A Title Much Cooler Than Anything on the Old Site
I think it's hilarious (and somehow appropriate) that most of this thread is arguing about the provenance of THACO. :)

Less eloquently than Mearls, I'd say Classic D&D is comprehensively and pervasively weird, and immersion in the weird is indeed a unique experience.

* The books and boxes were weird. The physical product didn't look like anything else in my house.
* The art was weird.
* The fonts were weird.
* The language was (very) weird.
* The rules were weird.
* The creatures and spells were weird.
* The names were weird.
* The environment of play was weird.
* Actual play -- what you did when playing the game -- was super-weird.

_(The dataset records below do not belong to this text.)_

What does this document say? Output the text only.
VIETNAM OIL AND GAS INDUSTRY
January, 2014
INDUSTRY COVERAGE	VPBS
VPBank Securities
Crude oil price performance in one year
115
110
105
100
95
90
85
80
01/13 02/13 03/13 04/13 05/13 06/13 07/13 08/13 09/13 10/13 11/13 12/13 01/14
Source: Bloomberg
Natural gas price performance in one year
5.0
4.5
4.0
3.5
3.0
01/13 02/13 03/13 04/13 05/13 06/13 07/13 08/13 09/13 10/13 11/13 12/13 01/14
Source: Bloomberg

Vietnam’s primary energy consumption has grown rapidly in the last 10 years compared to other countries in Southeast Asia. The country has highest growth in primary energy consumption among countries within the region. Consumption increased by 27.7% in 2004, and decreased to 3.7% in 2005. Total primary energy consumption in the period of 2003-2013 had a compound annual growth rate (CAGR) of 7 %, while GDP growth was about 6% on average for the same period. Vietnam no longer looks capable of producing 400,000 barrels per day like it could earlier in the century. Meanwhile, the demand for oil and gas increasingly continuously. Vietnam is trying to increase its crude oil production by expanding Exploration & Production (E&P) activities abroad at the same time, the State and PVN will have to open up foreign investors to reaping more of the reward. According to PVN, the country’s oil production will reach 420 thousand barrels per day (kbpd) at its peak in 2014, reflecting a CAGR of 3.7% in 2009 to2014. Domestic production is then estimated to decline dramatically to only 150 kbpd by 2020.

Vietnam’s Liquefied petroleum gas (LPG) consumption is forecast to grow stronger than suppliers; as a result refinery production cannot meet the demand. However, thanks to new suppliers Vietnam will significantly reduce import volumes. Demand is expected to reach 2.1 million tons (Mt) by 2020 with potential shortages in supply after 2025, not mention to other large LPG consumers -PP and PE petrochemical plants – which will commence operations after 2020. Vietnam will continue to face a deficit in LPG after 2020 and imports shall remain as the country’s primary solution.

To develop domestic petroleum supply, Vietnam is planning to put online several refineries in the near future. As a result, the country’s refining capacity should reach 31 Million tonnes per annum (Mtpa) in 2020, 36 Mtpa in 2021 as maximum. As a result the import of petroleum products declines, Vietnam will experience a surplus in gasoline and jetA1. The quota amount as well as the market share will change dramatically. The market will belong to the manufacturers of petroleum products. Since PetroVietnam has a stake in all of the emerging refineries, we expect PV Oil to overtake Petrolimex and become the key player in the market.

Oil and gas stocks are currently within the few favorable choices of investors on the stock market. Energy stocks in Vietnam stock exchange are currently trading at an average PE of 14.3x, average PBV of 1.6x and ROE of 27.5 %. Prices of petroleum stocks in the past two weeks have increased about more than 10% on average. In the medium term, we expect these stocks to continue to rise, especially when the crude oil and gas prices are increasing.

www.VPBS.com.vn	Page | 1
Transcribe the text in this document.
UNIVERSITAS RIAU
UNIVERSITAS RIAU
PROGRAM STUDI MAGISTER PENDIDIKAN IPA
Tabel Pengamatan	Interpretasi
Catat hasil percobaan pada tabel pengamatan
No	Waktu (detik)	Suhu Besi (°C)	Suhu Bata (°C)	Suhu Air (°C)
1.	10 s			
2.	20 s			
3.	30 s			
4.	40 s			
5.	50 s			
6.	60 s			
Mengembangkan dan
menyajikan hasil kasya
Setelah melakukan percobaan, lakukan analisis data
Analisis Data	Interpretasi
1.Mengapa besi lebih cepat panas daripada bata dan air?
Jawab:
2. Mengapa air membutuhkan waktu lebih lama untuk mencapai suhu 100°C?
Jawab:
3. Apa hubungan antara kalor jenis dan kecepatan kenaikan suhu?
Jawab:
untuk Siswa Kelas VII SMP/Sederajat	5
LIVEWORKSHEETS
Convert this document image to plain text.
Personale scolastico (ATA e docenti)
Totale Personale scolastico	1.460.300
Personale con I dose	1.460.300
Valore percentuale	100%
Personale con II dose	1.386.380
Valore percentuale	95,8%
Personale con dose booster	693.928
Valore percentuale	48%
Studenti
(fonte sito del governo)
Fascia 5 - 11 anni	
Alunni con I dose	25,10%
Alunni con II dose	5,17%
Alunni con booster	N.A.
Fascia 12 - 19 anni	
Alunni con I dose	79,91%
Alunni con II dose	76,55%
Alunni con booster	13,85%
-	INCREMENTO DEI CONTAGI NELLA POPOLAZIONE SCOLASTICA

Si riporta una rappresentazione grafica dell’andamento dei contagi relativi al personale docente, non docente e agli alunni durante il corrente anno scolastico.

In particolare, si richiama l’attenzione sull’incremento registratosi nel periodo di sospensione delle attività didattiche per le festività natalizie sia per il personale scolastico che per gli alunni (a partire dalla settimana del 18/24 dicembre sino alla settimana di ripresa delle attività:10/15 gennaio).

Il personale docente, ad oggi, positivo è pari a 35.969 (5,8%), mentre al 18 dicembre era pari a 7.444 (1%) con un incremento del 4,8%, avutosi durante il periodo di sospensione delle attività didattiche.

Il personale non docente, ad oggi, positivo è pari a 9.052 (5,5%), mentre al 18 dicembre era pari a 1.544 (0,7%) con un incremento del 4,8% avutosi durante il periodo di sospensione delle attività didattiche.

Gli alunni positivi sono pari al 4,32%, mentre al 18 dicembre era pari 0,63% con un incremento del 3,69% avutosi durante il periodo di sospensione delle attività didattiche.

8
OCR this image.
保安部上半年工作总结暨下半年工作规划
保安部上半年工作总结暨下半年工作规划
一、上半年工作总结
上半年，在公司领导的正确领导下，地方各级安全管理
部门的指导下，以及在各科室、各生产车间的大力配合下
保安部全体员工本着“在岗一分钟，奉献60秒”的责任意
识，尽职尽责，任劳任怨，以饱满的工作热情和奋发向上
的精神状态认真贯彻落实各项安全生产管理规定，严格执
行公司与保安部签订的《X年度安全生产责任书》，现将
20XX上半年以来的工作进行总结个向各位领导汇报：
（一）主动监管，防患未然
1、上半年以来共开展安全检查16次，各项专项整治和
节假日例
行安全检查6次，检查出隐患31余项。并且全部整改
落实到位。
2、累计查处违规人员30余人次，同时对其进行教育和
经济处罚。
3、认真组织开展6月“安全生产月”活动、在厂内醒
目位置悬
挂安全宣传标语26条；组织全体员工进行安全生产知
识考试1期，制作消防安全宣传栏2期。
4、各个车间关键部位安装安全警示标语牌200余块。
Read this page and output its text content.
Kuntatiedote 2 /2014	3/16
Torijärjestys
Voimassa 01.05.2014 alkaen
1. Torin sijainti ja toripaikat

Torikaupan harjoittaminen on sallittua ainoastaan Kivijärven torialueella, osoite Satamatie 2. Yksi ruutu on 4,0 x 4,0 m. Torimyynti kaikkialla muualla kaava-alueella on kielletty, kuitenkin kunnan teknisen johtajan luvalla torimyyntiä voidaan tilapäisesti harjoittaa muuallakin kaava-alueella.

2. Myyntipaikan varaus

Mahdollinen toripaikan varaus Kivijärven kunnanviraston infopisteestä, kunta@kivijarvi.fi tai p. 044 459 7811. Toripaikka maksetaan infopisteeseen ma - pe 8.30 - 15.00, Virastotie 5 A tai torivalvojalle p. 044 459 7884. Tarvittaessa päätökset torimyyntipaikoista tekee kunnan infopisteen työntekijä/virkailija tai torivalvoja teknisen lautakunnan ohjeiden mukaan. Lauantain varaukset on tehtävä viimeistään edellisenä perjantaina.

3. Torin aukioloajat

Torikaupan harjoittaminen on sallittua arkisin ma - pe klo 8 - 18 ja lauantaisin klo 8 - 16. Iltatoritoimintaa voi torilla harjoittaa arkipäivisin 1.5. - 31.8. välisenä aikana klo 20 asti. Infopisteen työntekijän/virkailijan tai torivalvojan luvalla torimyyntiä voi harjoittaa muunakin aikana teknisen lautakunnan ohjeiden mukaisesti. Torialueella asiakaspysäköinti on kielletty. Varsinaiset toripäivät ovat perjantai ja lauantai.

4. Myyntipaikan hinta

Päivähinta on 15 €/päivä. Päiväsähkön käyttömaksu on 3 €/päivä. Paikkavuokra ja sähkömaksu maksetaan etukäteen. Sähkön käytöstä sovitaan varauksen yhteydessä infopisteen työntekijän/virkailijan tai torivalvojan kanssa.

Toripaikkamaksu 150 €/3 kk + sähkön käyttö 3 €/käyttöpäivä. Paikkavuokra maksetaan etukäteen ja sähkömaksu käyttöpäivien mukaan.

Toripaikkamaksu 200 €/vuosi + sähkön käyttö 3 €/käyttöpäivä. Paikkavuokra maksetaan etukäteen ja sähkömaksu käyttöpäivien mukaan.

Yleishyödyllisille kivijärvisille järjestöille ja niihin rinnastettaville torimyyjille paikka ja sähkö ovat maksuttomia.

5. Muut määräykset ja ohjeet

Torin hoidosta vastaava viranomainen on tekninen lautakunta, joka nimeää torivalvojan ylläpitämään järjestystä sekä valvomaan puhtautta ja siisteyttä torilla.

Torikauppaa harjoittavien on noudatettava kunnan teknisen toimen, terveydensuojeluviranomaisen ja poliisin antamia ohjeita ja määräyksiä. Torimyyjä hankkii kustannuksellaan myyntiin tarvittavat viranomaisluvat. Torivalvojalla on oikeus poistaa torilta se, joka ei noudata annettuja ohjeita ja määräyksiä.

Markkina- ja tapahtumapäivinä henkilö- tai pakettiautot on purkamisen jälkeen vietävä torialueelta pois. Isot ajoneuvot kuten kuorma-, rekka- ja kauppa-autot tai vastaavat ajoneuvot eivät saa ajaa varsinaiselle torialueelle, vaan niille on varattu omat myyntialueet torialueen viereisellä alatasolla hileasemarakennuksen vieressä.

The weird rules -- along with all the other weird elements -- definitely contributed to the pervasive weirdness of it. The game is such fertile ground for nostalgia precisely because of this pervasive weirdness. You ditch some of the weird elements and keep others, you lose some of the weirdness, the pervasiveness of the weirdness. D&D with slick art isn't as weird. D&D after all of its unique genre elements have been subsumed into pop culture can't be as weird. D&D with more sensible and accessible rules and language isn't as weird. D&D where actual play is a "heroic quest" or "adventure path" or "epic story" isn't as weird as rounding a corner in the Caves of Chaos and getting turned to stone by a medusa.

Immersion in the weird is part of the Hero's Journey, but not all of it. It's the part that pretty much every Classic D&D game had, even when most of them lacked most of the other elements of the Hero's Journey. Immersion in the weird is a unique experience, and the comparison to the hard-to-describe experience of a horror movie is apt.

Yes. This.

5e brought me back to TTRPGs, by offering nolstalgia AND something new and shiny.

I love 5e. But...

When my friends showed me the DCC book and took me through a level-0 campaign. Seeing that artwork and re-experiencing that style of play, it just washed me a way with a nolstalgic high.

That said, I prefer running and playing with 5e rules.

That's why I'm excited with Goodman Games releasing the old modules both with original scans and reworked for 5th edition. For someone that played 1e and then skipped to 5e, it really scratches an itch.